Written by 7:12 am Investment, Mutual Funds, Stock Market

Sensex Slips 400 Points, Nifty Dips Below 25,150 Amid IT, Oil & Gas Stock Sell-Off; India VIX Rises 2.5%

sensex slip


The Indian stock market witnessed a sharp decline in Thursday’s trading session, with the benchmark Sensex slips over 400 points and the Nifty 50 slipping below the key psychological level of 25,150. The sell-off was triggered primarily by weak performance in the IT and oil & gas sectors, coupled with increased volatility as reflected by a 2.5% jump in the India VIX.

Market Snapshot

At the close of the market:

  • BSE Sensex dropped 403.25 points or 0.54% to settle at 73,115.82
  • Nifty 50 fell 120.35 points or 0.48% to close at 25,136.90
  • India VIX, the volatility index, surged 2.5% to 13.85, indicating rising investor nervousness

Key Reasons Behind the Market Fall

1. Weakness in IT Stocks

Information Technology stocks led the decline amid global uncertainty and profit booking. Companies such as TCS, Infosys, HCL Tech, and Tech Mahindra faced strong selling pressure due to:

  • Concerns over U.S. and European tech spending
  • Weak global cues from NASDAQ
  • Strong rupee hurting export-oriented earnings

Infosys fell by 2.3%, while Tech Mahindra and Wipro dropped around 1.8% and 2.1% respectively.

2. Oil & Gas Sector Drag

Oil & gas stocks also pulled the indices down due to falling international crude oil prices and reduced refining margins. Reliance Industries, which holds the highest weightage in both Sensex and Nifty, dropped nearly 2%. ONGC and Indian Oil Corporation also saw losses of over 1%.

India VIX Indicates Caution

The India VIX, often considered the “fear index,” jumped 2.5%, suggesting that market participants are turning cautious ahead of key earnings reports and global central bank decisions. Rising volatility usually indicates a potential for sharp market movements in the coming sessions.

Other Sectoral Performances

  • Nifty IT index fell 1.7%, the worst-performing sectoral index for the day.
  • Nifty Oil & Gas dropped 1.3% amid weakness in crude-linked stocks.
  • Nifty Auto and Nifty Pharma showed mild resilience, ending almost flat.
  • Nifty FMCG managed to gain around 0.4%, with stocks like Hindustan Unilever and ITC supporting the index.

Top Nifty Losers

  • Infosys: -2.3%
  • Reliance Industries: -2.0%
  • Wipro: -2.1%
  • Tech Mahindra: -1.8%
  • ONGC: -1.5%

Top Nifty Gainers

  • Hindustan Unilever: +1.2%
  • ITC: +0.9%
  • Sun Pharma: +0.7%
  • Titan: +0.6%
  • Britannia: +0.5%

Global Cues Remain Unfavorable

Global equity markets were also in red, which had a spillover effect on Indian markets. Investors are awaiting key policy statements from the U.S. Federal Reserve, European Central Bank, and Bank of Japan regarding interest rate outlooks.

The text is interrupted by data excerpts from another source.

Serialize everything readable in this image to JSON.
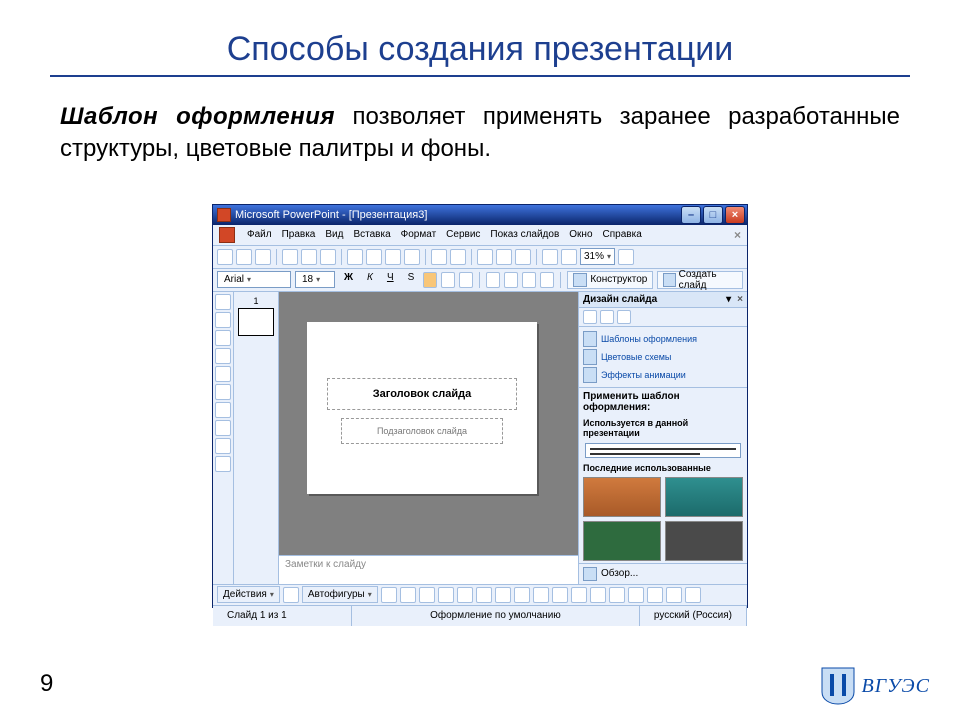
{
  "slide": {
    "title": "Способы создания презентации",
    "body_lead": "Шаблон оформления",
    "body_rest": " позволяет применять заранее разработанные структуры, цветовые палитры и фоны.",
    "page_number": "9",
    "brand": "ВГУЭС"
  },
  "pp": {
    "title": "Microsoft PowerPoint - [Презентация3]",
    "menu": [
      "Файл",
      "Правка",
      "Вид",
      "Вставка",
      "Формат",
      "Сервис",
      "Показ слайдов",
      "Окно",
      "Справка"
    ],
    "zoom": "31%",
    "font_name": "Arial",
    "font_size": "18",
    "bold": "Ж",
    "italic": "К",
    "underline": "Ч",
    "shadow": "S",
    "cmd_designer": "Конструктор",
    "cmd_new_slide": "Создать слайд",
    "thumb_index": "1",
    "placeholder_title": "Заголовок слайда",
    "placeholder_sub": "Подзаголовок слайда",
    "notes": "Заметки к слайду",
    "task": {
      "title": "Дизайн слайда",
      "links": [
        "Шаблоны оформления",
        "Цветовые схемы",
        "Эффекты анимации"
      ],
      "apply": "Применить шаблон оформления:",
      "used": "Используется в данной презентации",
      "recent": "Последние использованные",
      "browse": "Обзор..."
    },
    "draw": {
      "actions": "Действия",
      "autoshapes": "Автофигуры"
    },
    "status": {
      "slide": "Слайд 1 из 1",
      "design": "Оформление по умолчанию",
      "lang": "русский (Россия)"
    }
  }
}
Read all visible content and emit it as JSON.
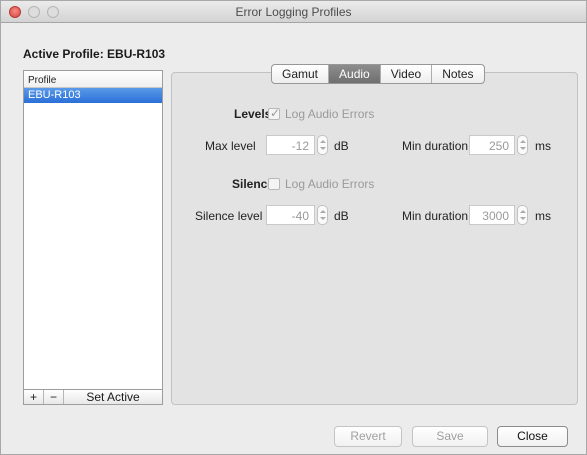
{
  "window": {
    "title": "Error Logging Profiles"
  },
  "active_profile": "Active Profile: EBU-R103",
  "profile_list": {
    "header": "Profile",
    "items": [
      "EBU-R103"
    ],
    "selected": "EBU-R103",
    "add_label": "+",
    "remove_label": "−",
    "set_active_label": "Set Active"
  },
  "tabs": [
    {
      "label": "Gamut",
      "active": false
    },
    {
      "label": "Audio",
      "active": true
    },
    {
      "label": "Video",
      "active": false
    },
    {
      "label": "Notes",
      "active": false
    }
  ],
  "audio": {
    "levels": {
      "heading": "Levels",
      "log_label": "Log Audio Errors",
      "log_checked": true,
      "max_level_label": "Max level",
      "max_level_value": "-12",
      "max_level_unit": "dB",
      "min_duration_label": "Min duration",
      "min_duration_value": "250",
      "min_duration_unit": "ms"
    },
    "silence": {
      "heading": "Silence",
      "log_label": "Log Audio Errors",
      "log_checked": false,
      "silence_level_label": "Silence level",
      "silence_level_value": "-40",
      "silence_level_unit": "dB",
      "min_duration_label": "Min duration",
      "min_duration_value": "3000",
      "min_duration_unit": "ms"
    }
  },
  "footer": {
    "revert_label": "Revert",
    "save_label": "Save",
    "close_label": "Close"
  }
}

  • Dow Jones Futures traded marginally lower
  • Asian markets like Nikkei and Hang Seng showed weakness
  • Brent Crude fell to $81.25 per barrel, dragging down oil-linked equities

Rupee Movement

The Indian Rupee strengthened marginally to 82.45 against the U.S. dollar. A stronger rupee generally hurts exporters like IT companies, which partly explains the underperformance in tech stocks.

Expert Opinions

Ravi Singhal, CEO at GCL Broking said:

“The sharp drop in IT and Reliance has dented sentiment. Traders should remain cautious as the volatility index is rising and global uncertainty remains.”

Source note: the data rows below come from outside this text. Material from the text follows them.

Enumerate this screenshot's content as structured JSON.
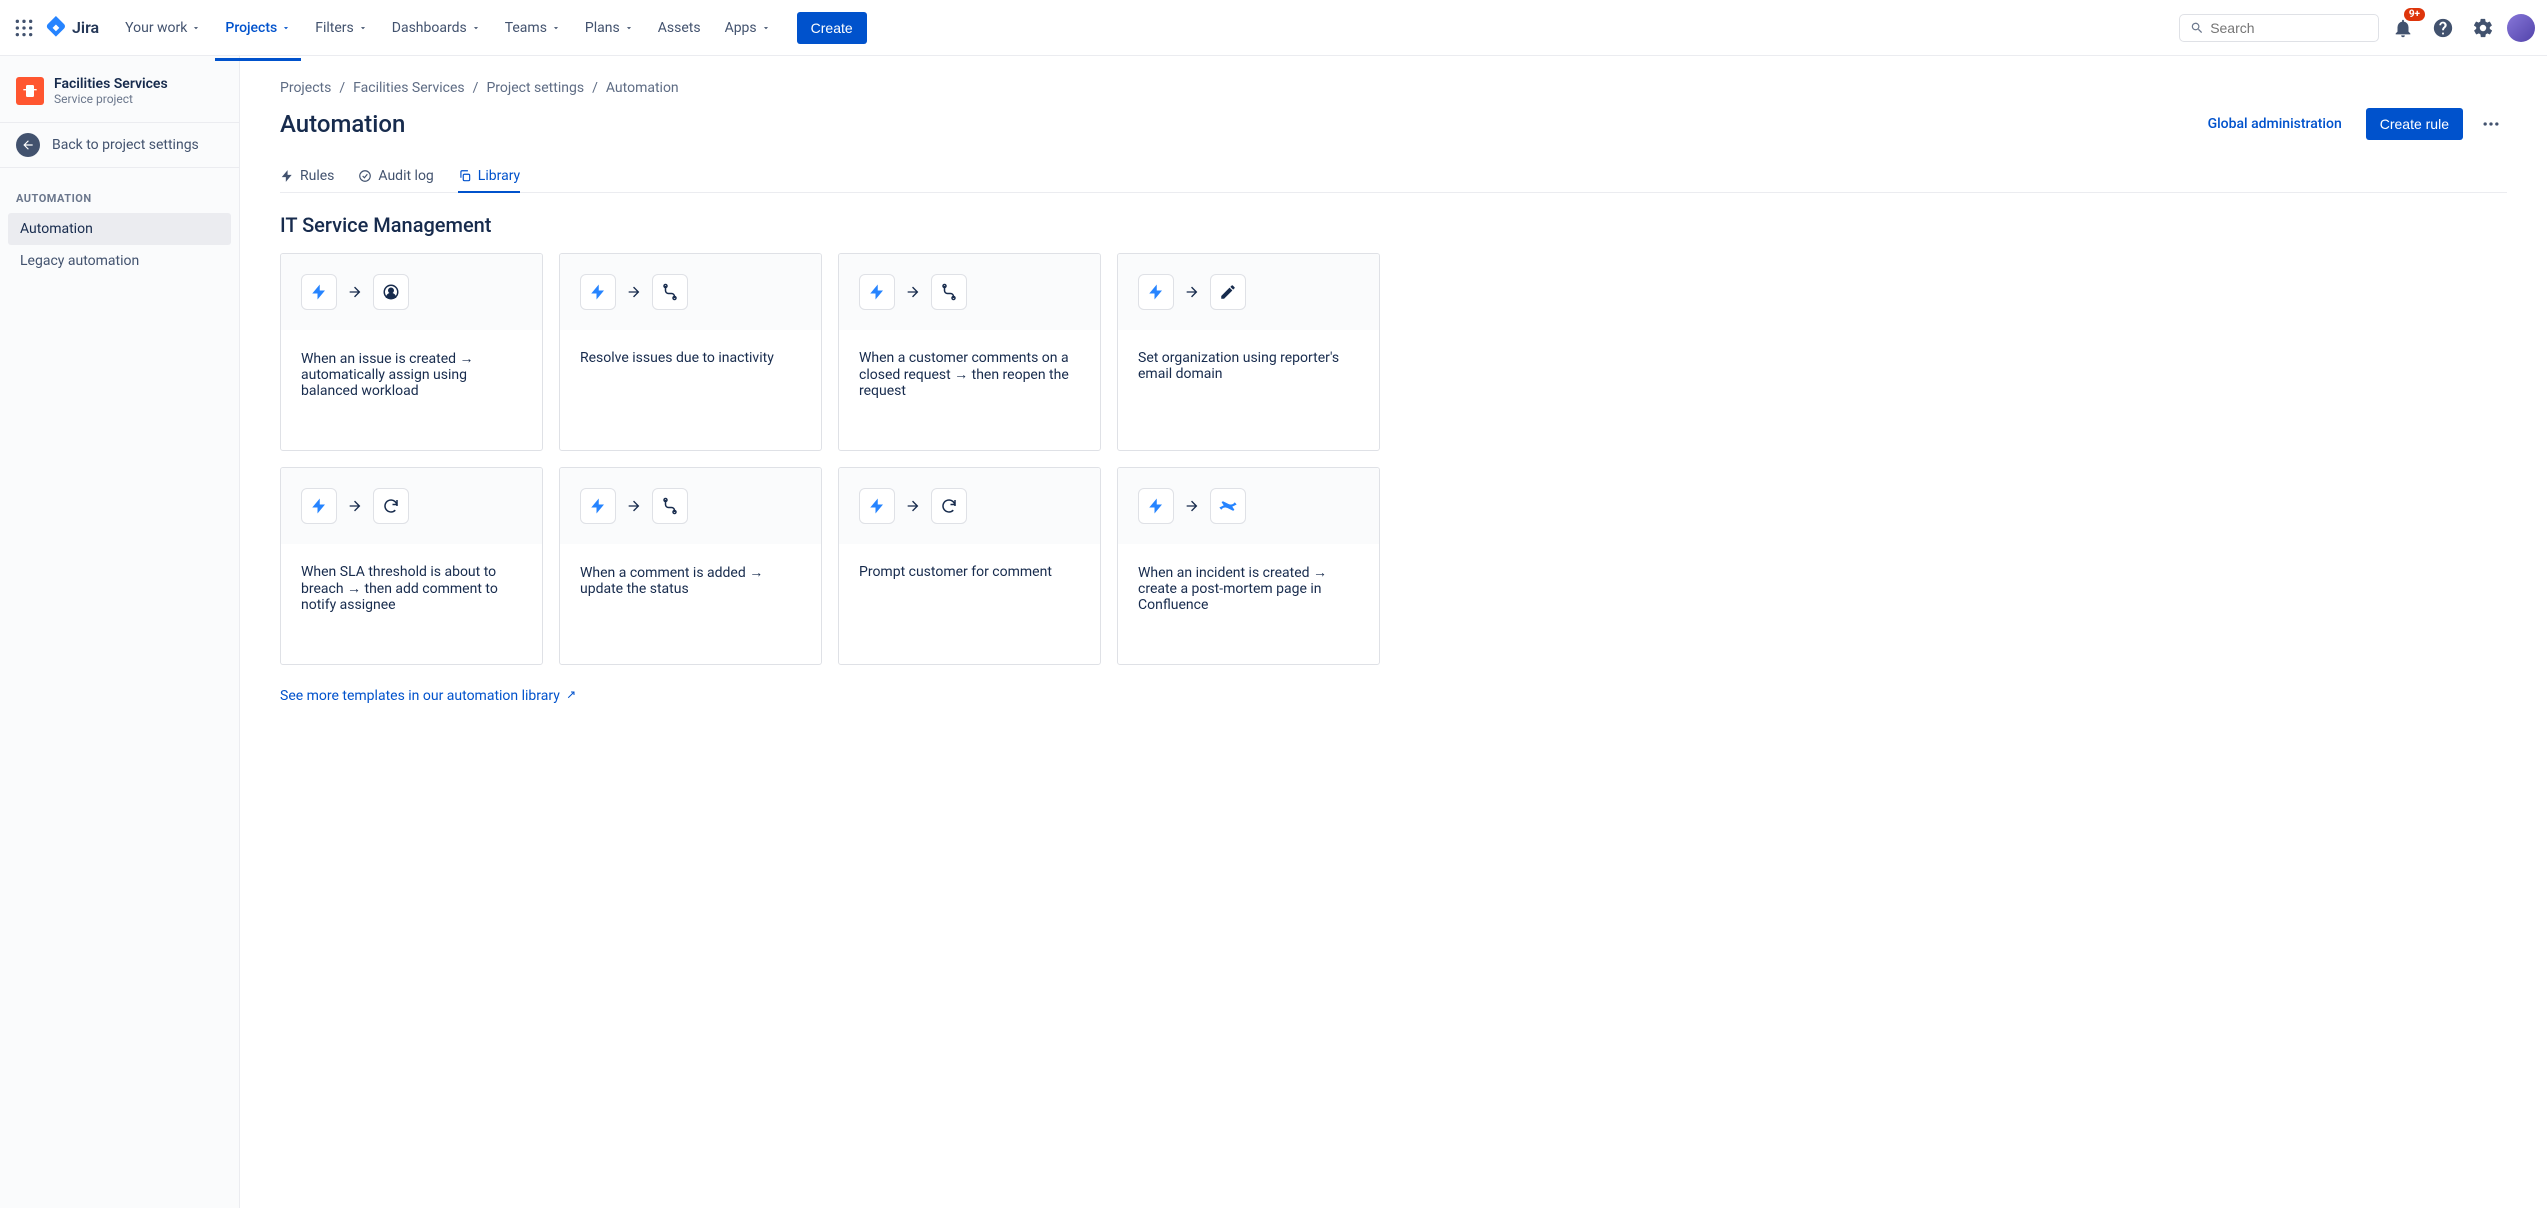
{
  "brand": "Jira",
  "nav": {
    "items": [
      "Your work",
      "Projects",
      "Filters",
      "Dashboards",
      "Teams",
      "Plans",
      "Assets",
      "Apps"
    ],
    "create": "Create"
  },
  "search": {
    "placeholder": "Search"
  },
  "notifications": {
    "badge": "9+"
  },
  "sidebar": {
    "project_name": "Facilities Services",
    "project_type": "Service project",
    "back": "Back to project settings",
    "section": "AUTOMATION",
    "items": [
      "Automation",
      "Legacy automation"
    ]
  },
  "breadcrumb": [
    "Projects",
    "Facilities Services",
    "Project settings",
    "Automation"
  ],
  "page": {
    "title": "Automation",
    "global_admin": "Global administration",
    "create_rule": "Create rule"
  },
  "tabs": [
    "Rules",
    "Audit log",
    "Library"
  ],
  "section_heading": "IT Service Management",
  "cards": [
    {
      "action": "assignee",
      "title": "When an issue is created → automatically assign using balanced workload"
    },
    {
      "action": "branch",
      "title": "Resolve issues due to inactivity"
    },
    {
      "action": "branch",
      "title": "When a customer comments on a closed request → then reopen the request"
    },
    {
      "action": "edit",
      "title": "Set organization using reporter's email domain"
    },
    {
      "action": "refresh",
      "title": "When SLA threshold is about to breach → then add comment to notify assignee"
    },
    {
      "action": "branch",
      "title": "When a comment is added → update the status"
    },
    {
      "action": "refresh",
      "title": "Prompt customer for comment"
    },
    {
      "action": "confluence",
      "title": "When an incident is created → create a post-mortem page in Confluence"
    }
  ],
  "library_link": "See more templates in our automation library"
}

Shrikant Chouhan, Head of Equity Research (Retail) at Kotak Securities mentioned:

“Markets are showing fatigue after a strong rally in the past few weeks. Some consolidation is likely, and we may see a buying opportunity after a minor correction.”

Technical Outlook

The Nifty has broken below its immediate support level of 25,200, which may now act as resistance in the short term. If selling continues, the next support is seen at 24,950. For the Sensex, the 73,000 mark will be crucial to watch.

What Should Investors Do?

  • Short-term traders should stay cautious and avoid aggressive bets until volatility subsides.
  • Long-term investors can use corrections to accumulate quality stocks, especially in FMCG and pharma sectors which are showing relative strength.
  • Watch global signals: U.S. economic data and central bank commentary will play a key role in the coming days.

Conclusion

The decline in Sensex and Nifty highlights growing caution among investors, especially in sectors like IT and oil & gas that are sensitive to global trends. With the India VIX inching higher, volatility may persist in the near term. Experts advise a balanced approach with a focus on quality stocks as markets remain choppy.